On 03/29/2011 10:50 AM, Tom Hughes wrote:

> 
> Messages about starting the tool refer to the point at which the
> valgrind launcher execs the tool binary in the valgrind library directory.
> 
> Specifically that error means that the call to execve that the launcher
> makes to switch to the tool binary has failed with ENOSYS. I rather
> suspect that a system that doesn't implement execve is going to be
> sufficiently odd that running valgrind on it will be a major challenge...
> 
> To understand how things work, this is how valgrind starts up:
> 
>  - The valgrind launcher (/usr/bin/valgrind) is run.
>  - The launcher decides which tool you want execs it to
>    replace the launcher.
>  - The tool binary loads at a high address then acts as
>    an ELF loader and loads the target program into the
>    same process, using LD_PRELOAD to try and inject a
>    small amount of code into it.
> 
> The launcher is normally dynamically linked, but is just a normal
> program and can probably be statically linked if you wish.
> 
> The tool binary is already statically linked and should not need
> changing.

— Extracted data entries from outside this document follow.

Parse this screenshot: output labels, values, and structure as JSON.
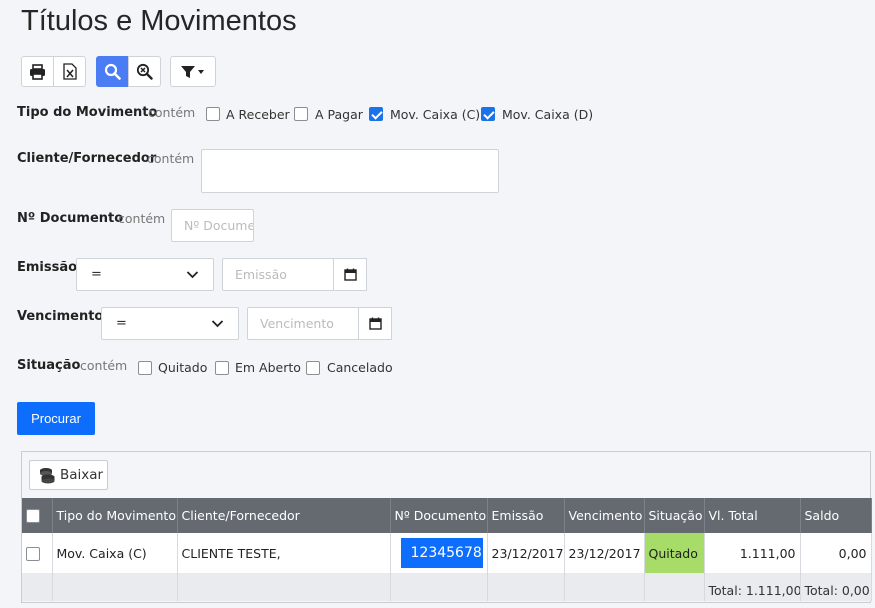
{
  "page": {
    "title": "Títulos e Movimentos"
  },
  "toolbar": {
    "print": "print-icon",
    "excel": "excel-icon",
    "search": "search-icon",
    "clear_search": "clear-search-icon",
    "filter": "filter-icon"
  },
  "filters": {
    "tipo": {
      "label": "Tipo do Movimento",
      "operator": "contém",
      "options": [
        {
          "label": "A Receber",
          "checked": false
        },
        {
          "label": "A Pagar",
          "checked": false
        },
        {
          "label": "Mov. Caixa (C)",
          "checked": true
        },
        {
          "label": "Mov. Caixa (D)",
          "checked": true
        }
      ]
    },
    "cliente": {
      "label": "Cliente/Fornecedor",
      "operator": "contém",
      "value": ""
    },
    "documento": {
      "label": "Nº Documento",
      "operator": "contém",
      "placeholder": "Nº Documento"
    },
    "emissao": {
      "label": "Emissão",
      "operator": "=",
      "placeholder": "Emissão"
    },
    "vencimento": {
      "label": "Vencimento",
      "operator": "=",
      "placeholder": "Vencimento"
    },
    "situacao": {
      "label": "Situação",
      "operator": "contém",
      "options": [
        {
          "label": "Quitado",
          "checked": false
        },
        {
          "label": "Em Aberto",
          "checked": false
        },
        {
          "label": "Cancelado",
          "checked": false
        }
      ]
    },
    "submit_label": "Procurar"
  },
  "grid": {
    "baixar_label": "Baixar",
    "columns": [
      "Tipo do Movimento",
      "Cliente/Fornecedor",
      "Nº Documento",
      "Emissão",
      "Vencimento",
      "Situação",
      "Vl. Total",
      "Saldo"
    ],
    "rows": [
      {
        "tipo": "Mov. Caixa (C)",
        "cliente": "CLIENTE TESTE,",
        "documento": "12345678",
        "emissao": "23/12/2017",
        "vencimento": "23/12/2017",
        "situacao": "Quitado",
        "total": "1.111,00",
        "saldo": "0,00"
      }
    ],
    "footer": {
      "total": "Total: 1.111,00",
      "saldo": "Total: 0,00"
    }
  },
  "colors": {
    "primary": "#0d6efd",
    "header": "#646a70",
    "quitado": "#a6dc67"
  }
}
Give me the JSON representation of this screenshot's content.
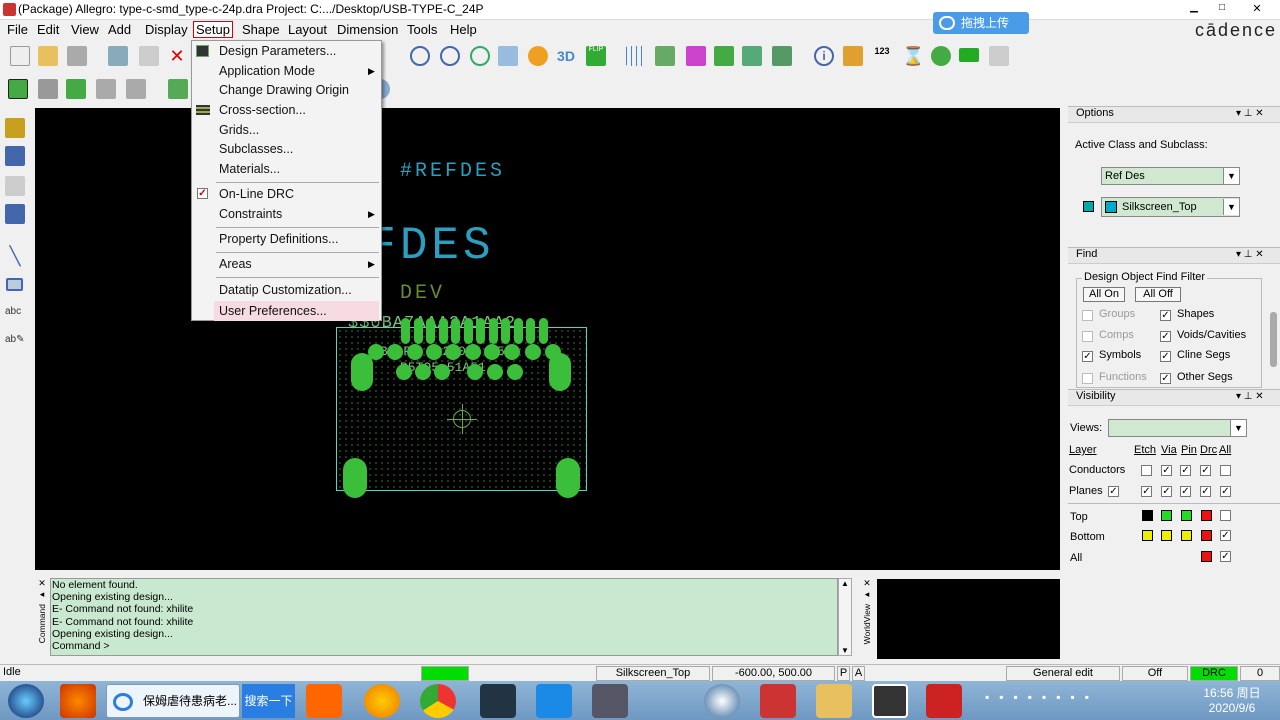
{
  "window": {
    "title": "(Package) Allegro: type-c-smd_type-c-24p.dra  Project: C:.../Desktop/USB-TYPE-C_24P",
    "brand": "cādence",
    "upload_label": "拖拽上传"
  },
  "menu": [
    "File",
    "Edit",
    "View",
    "Add",
    "Display",
    "Setup",
    "Shape",
    "Layout",
    "Dimension",
    "Tools",
    "Help"
  ],
  "setup_menu": {
    "items": [
      "Design Parameters...",
      "Application Mode",
      "Change Drawing Origin",
      "Cross-section...",
      "Grids...",
      "Subclasses...",
      "Materials...",
      "On-Line DRC",
      "Constraints",
      "Property Definitions...",
      "Areas",
      "Datatip Customization...",
      "User Preferences..."
    ],
    "online_drc_checked": true
  },
  "toolbar_labels": {
    "three_d": "3D",
    "flip": "FLIP",
    "count": "123"
  },
  "canvas": {
    "refdes_small": "#REFDES",
    "refdes_large": "REFDES",
    "dev": "DEV",
    "pad_text_1": "$$0BA7AAA2A1AA2",
    "pad_text_2": "BA1P2 B0200A4 B5",
    "pad_text_3": "B5TO5   51A51"
  },
  "options": {
    "header": "Options",
    "active_label": "Active Class and Subclass:",
    "class_value": "Ref Des",
    "subclass_value": "Silkscreen_Top",
    "subclass_color": "#00aacc"
  },
  "find": {
    "header": "Find",
    "group_label": "Design Object Find Filter",
    "all_on": "All On",
    "all_off": "All Off",
    "items": [
      {
        "label": "Groups",
        "checked": false,
        "enabled": false
      },
      {
        "label": "Shapes",
        "checked": true,
        "enabled": true
      },
      {
        "label": "Comps",
        "checked": false,
        "enabled": false
      },
      {
        "label": "Voids/Cavities",
        "checked": true,
        "enabled": true
      },
      {
        "label": "Symbols",
        "checked": true,
        "enabled": true
      },
      {
        "label": "Cline Segs",
        "checked": true,
        "enabled": true
      },
      {
        "label": "Functions",
        "checked": false,
        "enabled": false
      },
      {
        "label": "Other Segs",
        "checked": true,
        "enabled": true
      }
    ]
  },
  "visibility": {
    "header": "Visibility",
    "views_label": "Views:",
    "views_value": "",
    "columns": [
      "Layer",
      "Etch",
      "Via",
      "Pin",
      "Drc",
      "All"
    ],
    "rows": [
      {
        "label": "Conductors"
      },
      {
        "label": "Planes"
      }
    ],
    "layers": [
      {
        "label": "Top",
        "colors": [
          "#000000",
          "#22dd22",
          "#22dd22",
          "#ee1111"
        ]
      },
      {
        "label": "Bottom",
        "colors": [
          "#eeee00",
          "#eeee00",
          "#eeee00",
          "#ee1111"
        ]
      },
      {
        "label": "All",
        "colors": [
          "#ee1111"
        ]
      }
    ]
  },
  "command": {
    "lines": [
      "No element found.",
      "Opening existing design...",
      "E- Command not found: xhilite",
      "E- Command not found: xhilite",
      "Opening existing design...",
      "Command >"
    ],
    "side_label": "Command",
    "world_label": "WorldView"
  },
  "status": {
    "mode": "Idle",
    "subclass": "Silkscreen_Top",
    "coords": "-600.00, 500.00",
    "p": "P",
    "a": "A",
    "edit": "General edit",
    "off": "Off",
    "drc": "DRC",
    "count": "0"
  },
  "taskbar": {
    "browser_tab": "保姆虐待患病老...",
    "search_btn": "搜索一下",
    "time": "16:56 周日",
    "date": "2020/9/6"
  }
}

Only the preload code needs to be added into your program
> somehow.
> 

Running like this (leaving out unnecessary details) seems to work around
that issue:

VALGRIND_LAUNCHER=memcheck-ppc32-linux memcheck-ppc32-linux a.out

Now I see the following error:

==102==
==102==     Valgrind's memory management: out of memory:
==102==        newSuperblock's request for 4194304 bytes failed.
==102==        25448448 bytes have already been allocated.
==102==     Valgrind cannot continue.  Sorry.
==102==
==102==     There are several possible reasons for this.
==102==     - You have some kind of memory limit in place.  Look at the
==102==       output of 'ulimit -a'.  Is there a limit on the size of
==102==       virtual memory or address space?
==102==     - You have run out of swap space.
==102==     - Valgrind has a bug.  If you think this is the case or you are
==102==     not sure, please let us know and we'll try to fix it.
==102==     Please note that programs can take substantially more memory than
==102==     normal when running under Valgrind tools, eg. up to twice or
==102==     more, depending on the tool.  On a 64-bit machine, Valgrind
==102==     should be able to make use of up 32GB memory.  On a 32-bit
==102==     machine, Valgrind should be able to use all the memory available
==102==     to a single process, up to 4GB if that's how you have your
==102==     kernel configured.  Most 32-bit Linux setups allow a maximum of
==102==     3GB per process.
==102==
==102==     Whatever the reason, Valgrind cannot continue.  Sorry.

There should be at least 2GB of memory available.  Is there something odd in
the way valgrind allocates this memory?